At the end, the apes make their daring escape from the camp, but Caesar stays behind for one last confrontation with the Colonel. Upon visiting his courters, Caesar discovers that the Colonel has been infected by the Simien Flu, has lost the ability to speak, and in his last moments shoots himself in the head, which rob Caesar of his own personal vengeance. Then a second group of humans launch an attack on the camp, which could be regarded as the final battle, but it’s mostly a backdrop to the apes escaping the prison. There’s some apes allied with the humans, who up till this point have been enemies, but during the attack they aide Caesar at the coast of their own lives. At last, Caesar leads his clan of apes to the land of milk and honey, where they can begin anew. Unfortunately for Caesar, he suffered fatal wounds during the escape and quietly passes away, just as his followers reach safe haven. It’s another religious metaphor akin to Moses, who lead the slaves out of Egypt to the promised land, but due to his sins, he could not enter it himself.

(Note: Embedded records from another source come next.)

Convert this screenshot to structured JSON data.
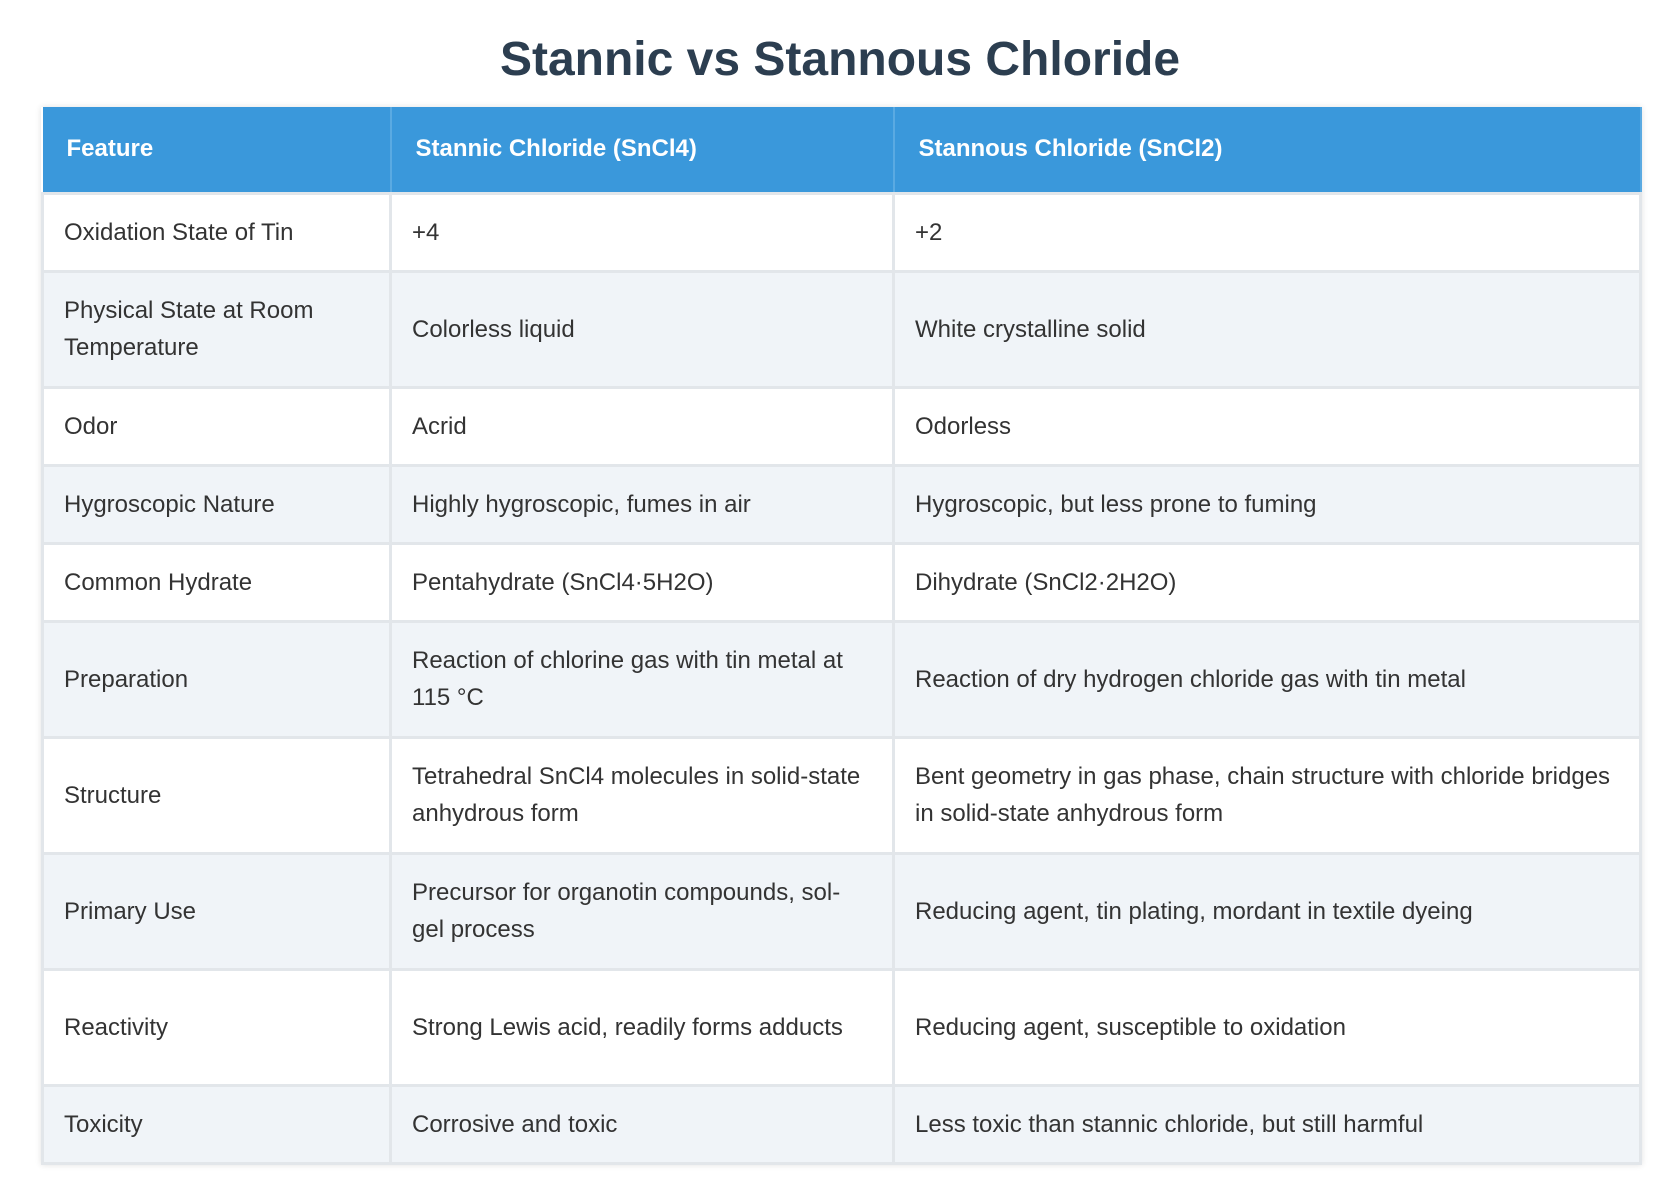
{
  "header": {
    "title": "Stannic vs Stannous Chloride"
  },
  "table": {
    "columns": [
      "Feature",
      "Stannic Chloride (SnCl4)",
      "Stannous Chloride (SnCl2)"
    ],
    "rows": [
      [
        "Oxidation State of Tin",
        "+4",
        "+2"
      ],
      [
        "Physical State at Room Temperature",
        "Colorless liquid",
        "White crystalline solid"
      ],
      [
        "Odor",
        "Acrid",
        "Odorless"
      ],
      [
        "Hygroscopic Nature",
        "Highly hygroscopic, fumes in air",
        "Hygroscopic, but less prone to fuming"
      ],
      [
        "Common Hydrate",
        "Pentahydrate (SnCl4·5H2O)",
        "Dihydrate (SnCl2·2H2O)"
      ],
      [
        "Preparation",
        "Reaction of chlorine gas with tin metal at 115 °C",
        "Reaction of dry hydrogen chloride gas with tin metal"
      ],
      [
        "Structure",
        "Tetrahedral SnCl4 molecules in solid-state anhydrous form",
        "Bent geometry in gas phase, chain structure with chloride bridges in solid-state anhydrous form"
      ],
      [
        "Primary Use",
        "Precursor for organotin compounds, sol-gel process",
        "Reducing agent, tin plating, mordant in textile dyeing"
      ],
      [
        "Reactivity",
        "Strong Lewis acid, readily forms adducts",
        "Reducing agent, susceptible to oxidation"
      ],
      [
        "Toxicity",
        "Corrosive and toxic",
        "Less toxic than stannic chloride, but still harmful"
      ]
    ]
  }
}
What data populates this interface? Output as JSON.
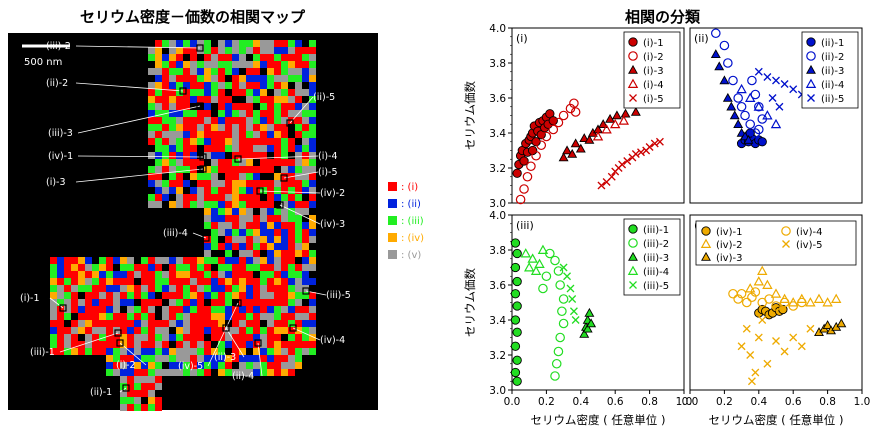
{
  "left_title": "セリウム密度－価数の相関マップ",
  "right_title": "相関の分類",
  "scale_bar_label": "500 nm",
  "class_colors": {
    "i": "#ff0000",
    "ii": "#0022dd",
    "iii": "#22ee22",
    "iv": "#ffaa00",
    "v": "#999999"
  },
  "legend": [
    {
      "key": "i",
      "label": ": (i)"
    },
    {
      "key": "ii",
      "label": ": (ii)"
    },
    {
      "key": "iii",
      "label": ": (iii)"
    },
    {
      "key": "iv",
      "label": ": (iv)"
    },
    {
      "key": "v",
      "label": ": (v)"
    }
  ],
  "map_labels": [
    "(iii)-2",
    "(ii)-2",
    "(ii)-5",
    "(iii)-3",
    "(iv)-1",
    "(i)-4",
    "(i)-5",
    "(i)-3",
    "(iv)-2",
    "(iv)-3",
    "(iii)-4",
    "(iii)-5",
    "(i)-1",
    "(iii)-1",
    "(i)-2",
    "(iv)-5",
    "(ii)-3",
    "(ii)-4",
    "(iv)-4",
    "(ii)-1"
  ],
  "chart_data": [
    {
      "type": "scatter",
      "panel": "(i)",
      "xlim": [
        0,
        1.0
      ],
      "ylim": [
        3.0,
        4.0
      ],
      "ylabel": "セリウム価数",
      "xlabel": "",
      "series": [
        {
          "name": "(i)-1",
          "marker": "circle-filled",
          "points": [
            [
              0.03,
              3.17
            ],
            [
              0.04,
              3.22
            ],
            [
              0.05,
              3.27
            ],
            [
              0.06,
              3.3
            ],
            [
              0.07,
              3.24
            ],
            [
              0.08,
              3.34
            ],
            [
              0.09,
              3.29
            ],
            [
              0.1,
              3.36
            ],
            [
              0.11,
              3.38
            ],
            [
              0.12,
              3.3
            ],
            [
              0.12,
              3.4
            ],
            [
              0.13,
              3.44
            ],
            [
              0.14,
              3.35
            ],
            [
              0.15,
              3.41
            ],
            [
              0.16,
              3.46
            ],
            [
              0.17,
              3.39
            ],
            [
              0.18,
              3.47
            ],
            [
              0.19,
              3.43
            ],
            [
              0.2,
              3.49
            ],
            [
              0.21,
              3.45
            ],
            [
              0.22,
              3.51
            ],
            [
              0.24,
              3.47
            ]
          ]
        },
        {
          "name": "(i)-2",
          "marker": "circle-open",
          "points": [
            [
              0.05,
              3.02
            ],
            [
              0.07,
              3.08
            ],
            [
              0.09,
              3.15
            ],
            [
              0.11,
              3.21
            ],
            [
              0.14,
              3.27
            ],
            [
              0.17,
              3.33
            ],
            [
              0.2,
              3.38
            ],
            [
              0.24,
              3.42
            ],
            [
              0.27,
              3.46
            ],
            [
              0.3,
              3.5
            ],
            [
              0.34,
              3.54
            ],
            [
              0.36,
              3.57
            ],
            [
              0.37,
              3.52
            ]
          ]
        },
        {
          "name": "(i)-3",
          "marker": "triangle-filled",
          "points": [
            [
              0.3,
              3.26
            ],
            [
              0.32,
              3.3
            ],
            [
              0.35,
              3.28
            ],
            [
              0.37,
              3.34
            ],
            [
              0.4,
              3.31
            ],
            [
              0.42,
              3.37
            ],
            [
              0.45,
              3.36
            ],
            [
              0.47,
              3.4
            ],
            [
              0.5,
              3.42
            ],
            [
              0.53,
              3.45
            ],
            [
              0.57,
              3.48
            ],
            [
              0.61,
              3.5
            ],
            [
              0.66,
              3.51
            ],
            [
              0.72,
              3.52
            ]
          ]
        },
        {
          "name": "(i)-4",
          "marker": "triangle-open",
          "points": [
            [
              0.5,
              3.38
            ],
            [
              0.55,
              3.42
            ],
            [
              0.6,
              3.45
            ],
            [
              0.65,
              3.47
            ]
          ]
        },
        {
          "name": "(i)-5",
          "marker": "cross",
          "points": [
            [
              0.52,
              3.1
            ],
            [
              0.55,
              3.12
            ],
            [
              0.58,
              3.15
            ],
            [
              0.6,
              3.18
            ],
            [
              0.62,
              3.2
            ],
            [
              0.64,
              3.22
            ],
            [
              0.67,
              3.24
            ],
            [
              0.7,
              3.26
            ],
            [
              0.72,
              3.28
            ],
            [
              0.75,
              3.29
            ],
            [
              0.78,
              3.3
            ],
            [
              0.8,
              3.32
            ],
            [
              0.83,
              3.34
            ],
            [
              0.86,
              3.35
            ]
          ]
        }
      ]
    },
    {
      "type": "scatter",
      "panel": "(ii)",
      "xlim": [
        0,
        1.0
      ],
      "ylim": [
        3.0,
        4.0
      ],
      "xlabel": "",
      "ylabel": "",
      "series": [
        {
          "name": "(ii)-1",
          "marker": "circle-filled",
          "points": [
            [
              0.3,
              3.34
            ],
            [
              0.32,
              3.36
            ],
            [
              0.34,
              3.35
            ],
            [
              0.36,
              3.37
            ],
            [
              0.38,
              3.34
            ],
            [
              0.4,
              3.36
            ],
            [
              0.35,
              3.4
            ],
            [
              0.42,
              3.35
            ]
          ]
        },
        {
          "name": "(ii)-2",
          "marker": "circle-open",
          "points": [
            [
              0.15,
              3.97
            ],
            [
              0.2,
              3.9
            ],
            [
              0.22,
              3.8
            ],
            [
              0.25,
              3.7
            ],
            [
              0.28,
              3.6
            ],
            [
              0.3,
              3.55
            ],
            [
              0.32,
              3.5
            ],
            [
              0.35,
              3.45
            ],
            [
              0.38,
              3.4
            ],
            [
              0.4,
              3.42
            ],
            [
              0.42,
              3.48
            ],
            [
              0.4,
              3.55
            ],
            [
              0.38,
              3.62
            ],
            [
              0.36,
              3.7
            ]
          ]
        },
        {
          "name": "(ii)-3",
          "marker": "triangle-filled",
          "points": [
            [
              0.15,
              3.85
            ],
            [
              0.17,
              3.78
            ],
            [
              0.2,
              3.7
            ],
            [
              0.22,
              3.6
            ],
            [
              0.24,
              3.55
            ],
            [
              0.26,
              3.5
            ],
            [
              0.28,
              3.45
            ],
            [
              0.3,
              3.4
            ],
            [
              0.32,
              3.38
            ],
            [
              0.34,
              3.36
            ]
          ]
        },
        {
          "name": "(ii)-4",
          "marker": "triangle-open",
          "points": [
            [
              0.3,
              3.65
            ],
            [
              0.35,
              3.6
            ],
            [
              0.4,
              3.55
            ],
            [
              0.45,
              3.5
            ],
            [
              0.5,
              3.45
            ]
          ]
        },
        {
          "name": "(ii)-5",
          "marker": "cross",
          "points": [
            [
              0.4,
              3.75
            ],
            [
              0.45,
              3.72
            ],
            [
              0.5,
              3.7
            ],
            [
              0.55,
              3.68
            ],
            [
              0.6,
              3.65
            ],
            [
              0.65,
              3.62
            ],
            [
              0.48,
              3.6
            ],
            [
              0.52,
              3.55
            ]
          ]
        }
      ]
    },
    {
      "type": "scatter",
      "panel": "(iii)",
      "xlim": [
        0,
        1.0
      ],
      "ylim": [
        3.0,
        4.0
      ],
      "ylabel": "セリウム価数",
      "xlabel": "セリウム密度 ( 任意単位 )",
      "series": [
        {
          "name": "(iii)-1",
          "marker": "circle-filled",
          "points": [
            [
              0.02,
              3.84
            ],
            [
              0.03,
              3.78
            ],
            [
              0.02,
              3.7
            ],
            [
              0.03,
              3.62
            ],
            [
              0.02,
              3.55
            ],
            [
              0.03,
              3.48
            ],
            [
              0.02,
              3.4
            ],
            [
              0.03,
              3.33
            ],
            [
              0.02,
              3.25
            ],
            [
              0.03,
              3.17
            ],
            [
              0.02,
              3.1
            ],
            [
              0.03,
              3.05
            ]
          ]
        },
        {
          "name": "(iii)-2",
          "marker": "circle-open",
          "points": [
            [
              0.25,
              3.08
            ],
            [
              0.26,
              3.15
            ],
            [
              0.27,
              3.22
            ],
            [
              0.28,
              3.3
            ],
            [
              0.3,
              3.38
            ],
            [
              0.29,
              3.45
            ],
            [
              0.3,
              3.52
            ],
            [
              0.28,
              3.6
            ],
            [
              0.27,
              3.68
            ],
            [
              0.25,
              3.74
            ],
            [
              0.22,
              3.78
            ],
            [
              0.2,
              3.65
            ],
            [
              0.18,
              3.58
            ]
          ]
        },
        {
          "name": "(iii)-3",
          "marker": "triangle-filled",
          "points": [
            [
              0.42,
              3.32
            ],
            [
              0.43,
              3.36
            ],
            [
              0.44,
              3.4
            ],
            [
              0.45,
              3.44
            ],
            [
              0.44,
              3.35
            ],
            [
              0.46,
              3.38
            ]
          ]
        },
        {
          "name": "(iii)-4",
          "marker": "triangle-open",
          "points": [
            [
              0.08,
              3.78
            ],
            [
              0.1,
              3.7
            ],
            [
              0.12,
              3.75
            ],
            [
              0.14,
              3.68
            ],
            [
              0.16,
              3.72
            ],
            [
              0.18,
              3.8
            ]
          ]
        },
        {
          "name": "(iii)-5",
          "marker": "cross",
          "points": [
            [
              0.3,
              3.7
            ],
            [
              0.32,
              3.65
            ],
            [
              0.34,
              3.58
            ],
            [
              0.35,
              3.52
            ],
            [
              0.36,
              3.45
            ],
            [
              0.37,
              3.4
            ]
          ]
        }
      ]
    },
    {
      "type": "scatter",
      "panel": "(iv)",
      "xlim": [
        0,
        1.0
      ],
      "ylim": [
        3.0,
        4.0
      ],
      "xlabel": "セリウム密度 ( 任意単位 )",
      "ylabel": "",
      "series": [
        {
          "name": "(iv)-1",
          "marker": "circle-filled",
          "points": [
            [
              0.4,
              3.44
            ],
            [
              0.42,
              3.46
            ],
            [
              0.44,
              3.45
            ],
            [
              0.46,
              3.43
            ],
            [
              0.48,
              3.44
            ],
            [
              0.5,
              3.47
            ],
            [
              0.52,
              3.45
            ],
            [
              0.54,
              3.46
            ]
          ]
        },
        {
          "name": "(iv)-2",
          "marker": "triangle-open",
          "points": [
            [
              0.35,
              3.58
            ],
            [
              0.4,
              3.62
            ],
            [
              0.42,
              3.68
            ],
            [
              0.45,
              3.6
            ],
            [
              0.5,
              3.55
            ],
            [
              0.55,
              3.52
            ],
            [
              0.6,
              3.5
            ],
            [
              0.65,
              3.52
            ],
            [
              0.7,
              3.5
            ],
            [
              0.75,
              3.52
            ],
            [
              0.8,
              3.5
            ],
            [
              0.85,
              3.52
            ]
          ]
        },
        {
          "name": "(iv)-3",
          "marker": "triangle-filled",
          "points": [
            [
              0.75,
              3.33
            ],
            [
              0.78,
              3.35
            ],
            [
              0.8,
              3.37
            ],
            [
              0.82,
              3.34
            ],
            [
              0.85,
              3.36
            ],
            [
              0.88,
              3.38
            ]
          ]
        },
        {
          "name": "(iv)-4",
          "marker": "circle-open",
          "points": [
            [
              0.25,
              3.55
            ],
            [
              0.28,
              3.52
            ],
            [
              0.3,
              3.55
            ],
            [
              0.33,
              3.5
            ],
            [
              0.36,
              3.53
            ],
            [
              0.38,
              3.56
            ],
            [
              0.42,
              3.5
            ],
            [
              0.46,
              3.52
            ],
            [
              0.5,
              3.48
            ],
            [
              0.55,
              3.5
            ],
            [
              0.6,
              3.48
            ],
            [
              0.65,
              3.5
            ]
          ]
        },
        {
          "name": "(iv)-5",
          "marker": "cross",
          "points": [
            [
              0.3,
              3.25
            ],
            [
              0.35,
              3.2
            ],
            [
              0.4,
              3.3
            ],
            [
              0.45,
              3.15
            ],
            [
              0.5,
              3.28
            ],
            [
              0.38,
              3.1
            ],
            [
              0.55,
              3.22
            ],
            [
              0.6,
              3.3
            ],
            [
              0.33,
              3.35
            ],
            [
              0.42,
              3.4
            ],
            [
              0.65,
              3.25
            ],
            [
              0.7,
              3.35
            ],
            [
              0.36,
              3.05
            ]
          ]
        }
      ]
    }
  ]
}
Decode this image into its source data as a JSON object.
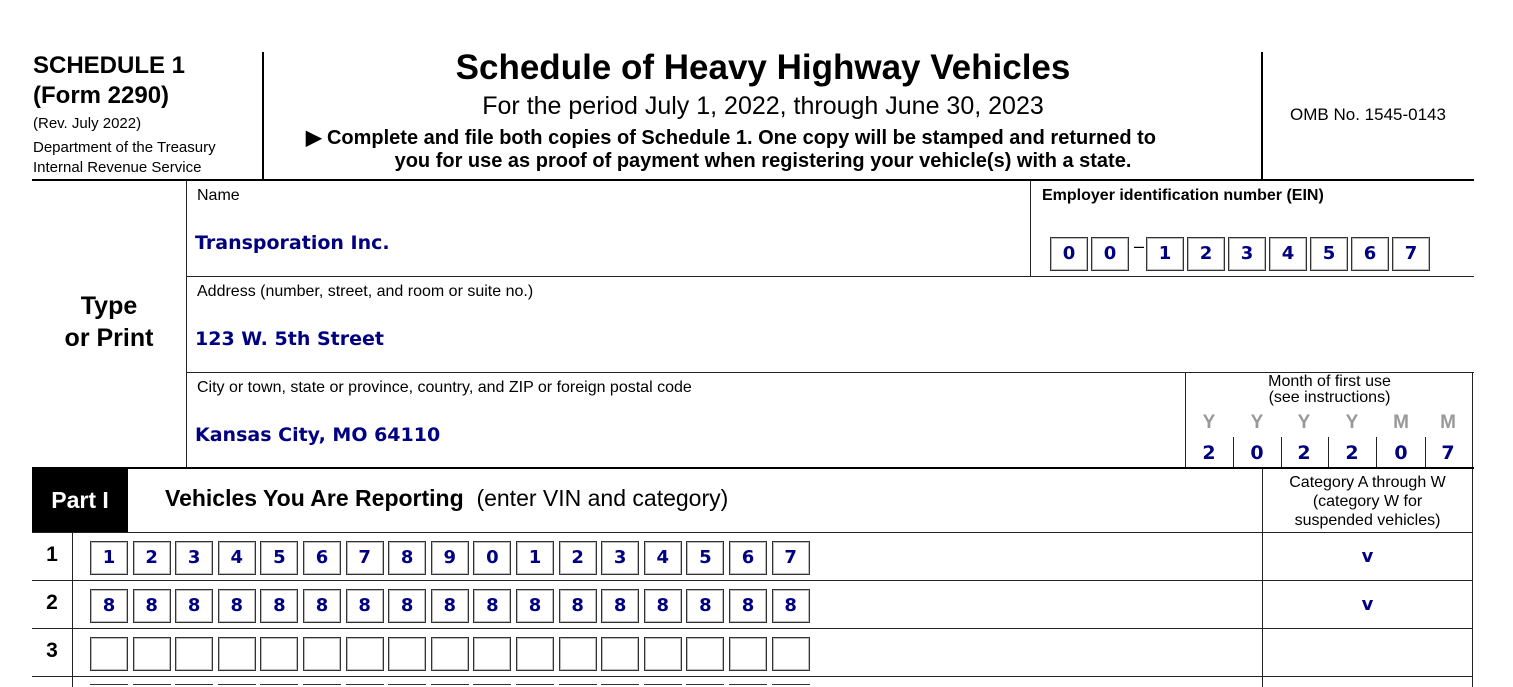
{
  "header": {
    "schedule": "SCHEDULE 1",
    "form": "(Form 2290)",
    "rev": "(Rev. July 2022)",
    "dept": "Department of the Treasury",
    "irs": "Internal Revenue Service",
    "title": "Schedule of Heavy Highway Vehicles",
    "period": "For the period July 1, 2022, through June 30, 2023",
    "instruction_line1": "Complete and file both copies of Schedule 1. One copy will be stamped and returned to",
    "instruction_line2": "you for use as proof of payment when registering your vehicle(s) with a state.",
    "omb": "OMB No. 1545-0143"
  },
  "side_label": {
    "line1": "Type",
    "line2": "or Print"
  },
  "name": {
    "label": "Name",
    "value": "Transporation Inc."
  },
  "ein": {
    "label": "Employer identification number (EIN)",
    "digits": [
      "0",
      "0",
      "1",
      "2",
      "3",
      "4",
      "5",
      "6",
      "7"
    ],
    "dash": "–"
  },
  "address": {
    "label": "Address (number, street, and room or suite no.)",
    "value": "123 W. 5th Street"
  },
  "city": {
    "label": "City or town, state or province, country, and ZIP or foreign postal code",
    "value": "Kansas City, MO 64110"
  },
  "month_first_use": {
    "label1": "Month of first use",
    "label2": "(see instructions)",
    "placeholders": [
      "Y",
      "Y",
      "Y",
      "Y",
      "M",
      "M"
    ],
    "digits": [
      "2",
      "0",
      "2",
      "2",
      "0",
      "7"
    ]
  },
  "part1": {
    "badge": "Part I",
    "title": "Vehicles You Are Reporting",
    "subtitle": "(enter VIN and category)",
    "category_header": [
      "Category A through W",
      "(category W for",
      "suspended vehicles)"
    ]
  },
  "vehicles": [
    {
      "num": "1",
      "vin": [
        "1",
        "2",
        "3",
        "4",
        "5",
        "6",
        "7",
        "8",
        "9",
        "0",
        "1",
        "2",
        "3",
        "4",
        "5",
        "6",
        "7"
      ],
      "category": "v"
    },
    {
      "num": "2",
      "vin": [
        "8",
        "8",
        "8",
        "8",
        "8",
        "8",
        "8",
        "8",
        "8",
        "8",
        "8",
        "8",
        "8",
        "8",
        "8",
        "8",
        "8"
      ],
      "category": "v"
    },
    {
      "num": "3",
      "vin": [
        "",
        "",
        "",
        "",
        "",
        "",
        "",
        "",
        "",
        "",
        "",
        "",
        "",
        "",
        "",
        "",
        ""
      ],
      "category": ""
    }
  ],
  "colors": {
    "fill_text": "#000080",
    "placeholder": "#999999"
  }
}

Being completely honest, of the three new ape movies, I loved “War for the Planet of the Apes” the least, but it’s still a strong conclusion to the trilogy. The effects are more stunning then ever before, it leaves an emotional impact, and there’s even a poignant narrative to the conclusion of the story. I can’t imagine watching this film as frequently as the previous ape movies, but that’s just due to personal taste. I wasn’t too fond of the films final act, and I could have used a little more kick for a closing chapter, but the film still dose everything a final chapter should do. It brings finality to Caesar’s journey, and I think Fox should just stop with the apes films for some time. This was just the right way a series should close, and the trilogy as a whole was a perfect revitalization for a long dead franchise.
I give “War for the Planet of the Apes” 4 stars out of 5.